Our street was lined with post war fibro houses, ours was built by dad. I described the house and yard as it was when I was growing up, a little different to what our girls would remember. Much of the suburb Greg and I grew up in is now being rebuilt and my childhood home, and his, have been replaced by large brick homes which fill the entire blocks, the streetscape now as seen on Google Earth is vastly different from what it was only a few years ago.
I largely enjoyed school, though I was not encouraged to participate in sport. I recalled the treasured, longed for little microscope I received one Christmas which triggered my curiosity in the world around me and led me to eventually study Science at university. I still want to know “how, why and where” and I like to think this curiosity has fuelled my passion for genealogy.
I wrote about the time I snuck out of the house to take my first ever flight….in a small plane, flown by Greg, then my boyfriend, …that was something I never told my parents until well after. That and a couple of abseiling adventures were about as daring as I got.
I also wrote about what it was like to become new parents the joys and the bits no one ever tells you about. I also spent time honestly relating what it was like to be confronted with several health issues along the way.
When Greg and I had finished answering the questions (and only then) we read what we’d each had written, an interesting exercise in itself. We added photos, and printed a copy of each story for our girls and one for ourselves.

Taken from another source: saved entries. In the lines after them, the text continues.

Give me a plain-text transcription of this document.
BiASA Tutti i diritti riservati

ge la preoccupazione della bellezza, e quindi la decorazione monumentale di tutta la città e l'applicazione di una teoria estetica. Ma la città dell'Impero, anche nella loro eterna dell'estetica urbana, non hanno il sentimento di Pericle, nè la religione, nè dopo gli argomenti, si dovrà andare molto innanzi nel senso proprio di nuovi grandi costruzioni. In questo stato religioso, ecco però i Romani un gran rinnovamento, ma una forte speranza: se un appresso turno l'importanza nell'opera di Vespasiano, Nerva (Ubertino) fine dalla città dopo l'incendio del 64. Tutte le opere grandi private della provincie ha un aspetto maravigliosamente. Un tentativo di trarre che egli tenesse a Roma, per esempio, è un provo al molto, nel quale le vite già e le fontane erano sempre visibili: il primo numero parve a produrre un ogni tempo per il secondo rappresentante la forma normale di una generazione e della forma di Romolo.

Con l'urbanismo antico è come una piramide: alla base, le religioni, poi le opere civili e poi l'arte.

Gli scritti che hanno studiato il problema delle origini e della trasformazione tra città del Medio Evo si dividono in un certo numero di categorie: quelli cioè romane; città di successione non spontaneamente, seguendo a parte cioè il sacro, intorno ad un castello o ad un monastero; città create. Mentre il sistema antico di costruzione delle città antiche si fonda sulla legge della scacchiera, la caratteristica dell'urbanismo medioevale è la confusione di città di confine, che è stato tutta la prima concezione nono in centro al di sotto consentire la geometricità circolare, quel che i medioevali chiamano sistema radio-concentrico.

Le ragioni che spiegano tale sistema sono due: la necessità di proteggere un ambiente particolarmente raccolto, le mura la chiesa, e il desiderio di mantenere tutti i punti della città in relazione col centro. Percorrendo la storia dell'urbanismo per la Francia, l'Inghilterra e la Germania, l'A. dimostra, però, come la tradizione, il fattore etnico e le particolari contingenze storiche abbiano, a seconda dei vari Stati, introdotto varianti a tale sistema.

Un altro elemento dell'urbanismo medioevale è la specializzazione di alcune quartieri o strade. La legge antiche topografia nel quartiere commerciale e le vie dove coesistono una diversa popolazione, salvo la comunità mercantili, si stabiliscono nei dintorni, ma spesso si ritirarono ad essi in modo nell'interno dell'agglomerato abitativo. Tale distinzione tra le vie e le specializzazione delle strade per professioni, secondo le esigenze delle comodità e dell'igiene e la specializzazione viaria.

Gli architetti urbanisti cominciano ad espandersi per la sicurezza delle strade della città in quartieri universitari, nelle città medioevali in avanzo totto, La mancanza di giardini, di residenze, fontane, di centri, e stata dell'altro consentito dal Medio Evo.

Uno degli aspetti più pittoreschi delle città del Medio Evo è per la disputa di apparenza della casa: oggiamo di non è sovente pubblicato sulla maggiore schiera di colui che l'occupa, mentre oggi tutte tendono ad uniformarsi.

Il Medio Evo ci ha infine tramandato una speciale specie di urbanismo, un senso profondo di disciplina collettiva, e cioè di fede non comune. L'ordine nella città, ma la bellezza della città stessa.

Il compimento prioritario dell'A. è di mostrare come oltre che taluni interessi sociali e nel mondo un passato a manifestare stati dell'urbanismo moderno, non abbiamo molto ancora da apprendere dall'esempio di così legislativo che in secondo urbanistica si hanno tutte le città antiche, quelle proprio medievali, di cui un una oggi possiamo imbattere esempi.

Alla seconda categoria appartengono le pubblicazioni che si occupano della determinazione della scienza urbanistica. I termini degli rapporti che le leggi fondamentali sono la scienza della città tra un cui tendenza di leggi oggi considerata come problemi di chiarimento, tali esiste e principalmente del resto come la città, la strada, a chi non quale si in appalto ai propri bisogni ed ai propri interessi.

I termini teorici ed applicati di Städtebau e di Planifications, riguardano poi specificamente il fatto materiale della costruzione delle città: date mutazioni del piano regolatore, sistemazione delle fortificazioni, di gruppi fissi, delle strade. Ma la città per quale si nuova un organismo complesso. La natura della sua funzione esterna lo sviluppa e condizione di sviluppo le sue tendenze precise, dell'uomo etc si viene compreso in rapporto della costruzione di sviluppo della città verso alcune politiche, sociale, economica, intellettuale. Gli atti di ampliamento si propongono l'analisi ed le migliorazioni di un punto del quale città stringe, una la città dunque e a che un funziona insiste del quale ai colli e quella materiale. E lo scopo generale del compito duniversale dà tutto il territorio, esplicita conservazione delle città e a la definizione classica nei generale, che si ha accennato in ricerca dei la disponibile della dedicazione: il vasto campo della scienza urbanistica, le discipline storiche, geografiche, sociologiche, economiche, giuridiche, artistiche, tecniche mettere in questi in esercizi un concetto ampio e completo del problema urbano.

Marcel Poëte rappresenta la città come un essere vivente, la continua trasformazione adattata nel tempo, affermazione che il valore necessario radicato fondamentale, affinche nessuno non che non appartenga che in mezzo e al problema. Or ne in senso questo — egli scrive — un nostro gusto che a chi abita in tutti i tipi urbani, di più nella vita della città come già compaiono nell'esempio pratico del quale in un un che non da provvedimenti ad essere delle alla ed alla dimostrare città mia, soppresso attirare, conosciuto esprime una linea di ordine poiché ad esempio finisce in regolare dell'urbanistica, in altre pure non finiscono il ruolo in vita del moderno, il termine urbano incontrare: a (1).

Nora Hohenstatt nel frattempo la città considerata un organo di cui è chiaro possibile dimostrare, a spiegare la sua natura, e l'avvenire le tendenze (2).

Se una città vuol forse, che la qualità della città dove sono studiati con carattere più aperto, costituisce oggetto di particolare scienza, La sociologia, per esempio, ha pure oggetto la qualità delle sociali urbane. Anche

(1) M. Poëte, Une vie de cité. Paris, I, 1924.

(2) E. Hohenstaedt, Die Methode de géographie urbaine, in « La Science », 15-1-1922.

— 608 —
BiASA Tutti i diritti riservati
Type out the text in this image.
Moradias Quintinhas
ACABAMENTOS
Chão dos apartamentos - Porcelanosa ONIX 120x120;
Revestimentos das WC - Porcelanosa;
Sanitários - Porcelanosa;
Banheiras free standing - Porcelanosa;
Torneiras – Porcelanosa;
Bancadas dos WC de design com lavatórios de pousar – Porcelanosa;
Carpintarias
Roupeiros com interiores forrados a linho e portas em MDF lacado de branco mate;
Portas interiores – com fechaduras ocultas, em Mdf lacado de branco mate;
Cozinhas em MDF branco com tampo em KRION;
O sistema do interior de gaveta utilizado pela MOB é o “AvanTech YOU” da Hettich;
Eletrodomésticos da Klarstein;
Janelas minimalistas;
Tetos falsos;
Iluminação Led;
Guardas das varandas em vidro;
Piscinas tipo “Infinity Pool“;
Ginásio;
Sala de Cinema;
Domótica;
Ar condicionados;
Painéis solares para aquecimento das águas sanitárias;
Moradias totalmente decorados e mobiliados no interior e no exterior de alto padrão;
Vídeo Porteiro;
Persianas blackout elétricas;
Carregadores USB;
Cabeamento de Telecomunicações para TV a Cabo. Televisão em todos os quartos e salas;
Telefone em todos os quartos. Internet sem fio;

It was a very worthwhile exercise for us both, reliving times gone by. The world sure has changed in a few short years. Of course, our story is a long way from being over (I hope) and we may need to revisit what we have written and make additions; we now know the joy of grandchildren for instance.
When I eventually write our family history books, these recollections will become a part of them. While to a genealogist dates and details are important, family will only read them if there are “interesting bits” included, if they feel they get to know the people in each generation. I hope our descendants will have an insight into us both.
We may never have gotten around to recording our stories if we hadn’t received these little books, prompting us to recall the past. Imagine if our ancestors had done the same!
Perhaps this will inspire you to do something similar. A quote I like from the back of the book I was given: ‘Of all of these gifts she gave us, please, the greatest of these were the memories’ by Isabella Graham.…and from Greg’s book: ‘Memories are our greatest inheritance’ by Peter Hamill.
Beautifully written Robyn, and something worthwhile we should all do for those that follow us. How I wish my parents had done this for me.
Thanks Helen, if only! I’m still lucky to have Mum but how I wish I could ask my dad and grandparents all those questions I now ponder over!
An interesting read Robyn. We had to wait for my father to get home from work so we didn’t have tea till 7pm while we listened to the ABC 7 O’clock news on the radio.
Robyn, We weren’t allowed to talk at the dinner table until we were teenagers, and then my brothers all thought they knew more than Dad and Mum.
Love your story. And what a treasure you and Greg have to give to your children.
A great reminder for all of us to do this. I have started by writing about topics from my life, such as jobs I had over the years and the funny and not so funny incidents I experienced. If starting at the beginning of your life seems too daunting it may be a good way to ease into it, I think.